メールの返信って難しいものなんでしょうか。
メールの返信がきちんとできていないと人間的センスが問われます。
しかし、思えば昔は(ちょっと数年前ですが…)携帯など持っていなくて、僕らの高校時代はポケベルでした。
たしか姫路の(地元の人間は姫路駅周辺を姫路と言います(笑))ドコモの店に行ってレンタルで持っていました。
「センティーA」とかいう商品で、スマホの3分の1くらいの大きさだったような記憶があります。
元来は電話番号を送る目的の物だったそれが言葉を送れるということで大ヒットしたんですよね。
言葉と言っても番号を言葉として読む、例えば「何してる?」なら「724106」みたいなものでした。
公衆電話の前にはポケベルに送る数字をどれだけ連打するんですか!?というくらい高速で打つ女子がたくさんいました。
そこから始まり、やがては文字へ変換され、メールとなったと思うんですが、以前はメールは手の空いたときに見てもらう、言うならば電話というものが相手の世界に急に割り込むのに対して、メールは相手の日常を遮ることなく負担なく送信者からのメッセージを見る事ができるというツールでした。
現在はそうではなく、電話と同じくらいビジネスにおいてはスピードが求められるものに変貌しました。
相手のすぐ横にいても「今からメールで写真を送るから見て」と言い、2〜3秒後には相手のスマホやパソコンにはそれがある。
当然のようにそれを共有し、打合せをするのが日常。
以前はIT、ITと言っていましたがそれだけでなく現在はコミュニケーションのCが加わりICTと言います。
それだけ情報の伝達が主体だった例えばメールが、コミュニケーションの伝達というものも目的とするものに変わったのだと思います。

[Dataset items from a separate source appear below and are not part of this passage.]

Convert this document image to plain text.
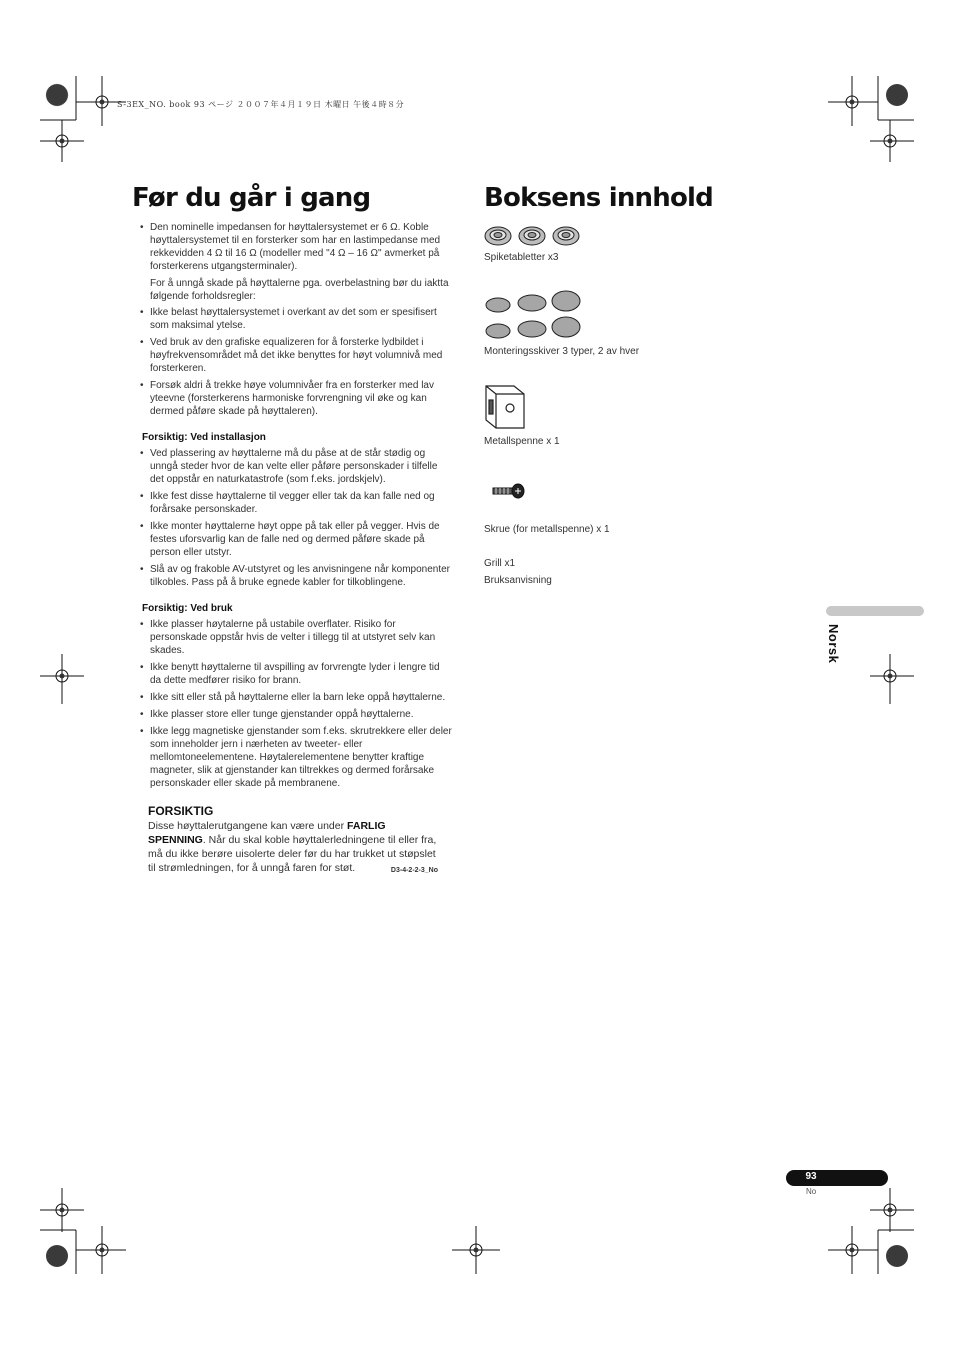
S-3EX_NO. book 93 ページ ２００７年４月１９日 木曜日 午後４時８分
Før du går i gang
• Den nominelle impedansen for høyttalersystemet er 6 Ω. Koble høyttalersystemet til en forsterker som har en lastimpedanse med rekkevidden 4 Ω til 16 Ω (modeller med "4 Ω – 16 Ω" avmerket på forsterkerens utgangsterminaler).
For å unngå skade på høyttalerne pga. overbelastning bør du iaktta følgende forholdsregler:
• Ikke belast høyttalersystemet i overkant av det som er spesifisert som maksimal ytelse.
• Ved bruk av den grafiske equalizeren for å forsterke lydbildet i høyfrekvensområdet må det ikke benyttes for høyt volumnivå med forsterkeren.
• Forsøk aldri å trekke høye volumnivåer fra en forsterker med lav yteevne (forsterkerens harmoniske forvrengning vil øke og kan dermed påføre skade på høyttaleren).
Forsiktig: Ved installasjon
• Ved plassering av høyttalerne må du påse at de står stødig og unngå steder hvor de kan velte eller påføre personskader i tilfelle det oppstår en naturkatastrofe (som f.eks. jordskjelv).
• Ikke fest disse høyttalerne til vegger eller tak da kan falle ned og forårsake personskader.
• Ikke monter høyttalerne høyt oppe på tak eller på vegger. Hvis de festes uforsvarlig kan de falle ned og dermed påføre skade på person eller utstyr.
• Slå av og frakoble AV-utstyret og les anvisningene når komponenter tilkobles. Pass på å bruke egnede kabler for tilkoblingene.
Forsiktig: Ved bruk
• Ikke plasser høytalerne på ustabile overflater. Risiko for personskade oppstår hvis de velter i tillegg til at utstyret selv kan skades.
• Ikke benytt høyttalerne til avspilling av forvrengte lyder i lengre tid da dette medfører risiko for brann.
• Ikke sitt eller stå på høyttalerne eller la barn leke oppå høyttalerne.
• Ikke plasser store eller tunge gjenstander oppå høyttalerne.
• Ikke legg magnetiske gjenstander som f.eks. skrutrekkere eller deler som inneholder jern i nærheten av tweeter- eller mellomtoneelementene. Høytalerelementene benytter kraftige magneter, slik at gjenstander kan tiltrekkes og dermed forårsake personskader eller skade på membranene.
FORSIKTIG
Disse høyttalerutgangene kan være under FARLIG SPENNING. Når du skal koble høyttalerledningene til eller fra, må du ikke berøre uisolerte deler før du har trukket ut støpslet til strømledningen, for å unngå faren for støt.	D3-4-2-2-3_No
Boksens innhold
Spiketabletter x3
Monteringsskiver 3 typer, 2 av hver
Metallspenne x 1
Skrue (for metallspenne) x 1
Grill x1
Bruksanvisning
Norsk
93
No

ここで僕が言いたいのは、そこでメールに求められるものがただの情報の伝達ではなく、コミュニケーションであるということです。
冒頭の「返信」に対して僕はよく会社の人間に注意します。
「返信しなさいよ!」と。
僕は高校生ではないんですから常に「返事まだかな〜」と待っているわけではありません。
毎日仕事のことでメールは数十件きますし、多いときは100を越えます。
情報だけのメールには返信はしませんが、コミュニケーションをともなうメールには僕は返信をしています。
情報のメールには返信をしないよ、と言っています。
それをしていたらずっとメールしないといけませんし、時間のロスだからです。
しかし、話みたいなメールには返信はしないと失礼です。
メールで一番大切なのは礼儀です。
全てそうですが、形ではなく礼儀です。
僕は一日の始まりは「おはようございます」と何時でも言うように社内で言っています。
だからメールにおいてもその社員と会っていない時は「おはようございます」と打つように言っています。
入れないといけない文字ではなく、礼儀です。
メールもそういう感覚でするのが僕は正しいと思います。
部下からメールがありました。
上司が返信します。
返信なし…。これで終わりは失礼だと特に幹部の者には厳しく言っています。
例えばメールで「頑張ってください!」と締められた上司からもメール。
返信しないということは口で「頑張ってください!」と言ってもらったのに無視していることになる。
これに気付かない人は意外と多い。
ここが大切なんです。
ここで「はい、ありがとうございます!」と返信するのが礼儀ですし、当然。
そしてメールのやりとりを相手、特に上司を最後に終わらせない人が優秀ですし、気遣いができる人だと僕は思います。
相手がお客様だったらどうでしょう。
相手のことを考えれば考えるほど、正解は礼儀を大切に考えれば答えがでると思います。
メールの返信。コミュニケーションの重要なツールとなったメールにおいて、特にビジネスでのメールにおいてはスピードよりも相手への礼儀、これを考えないといけないと思います。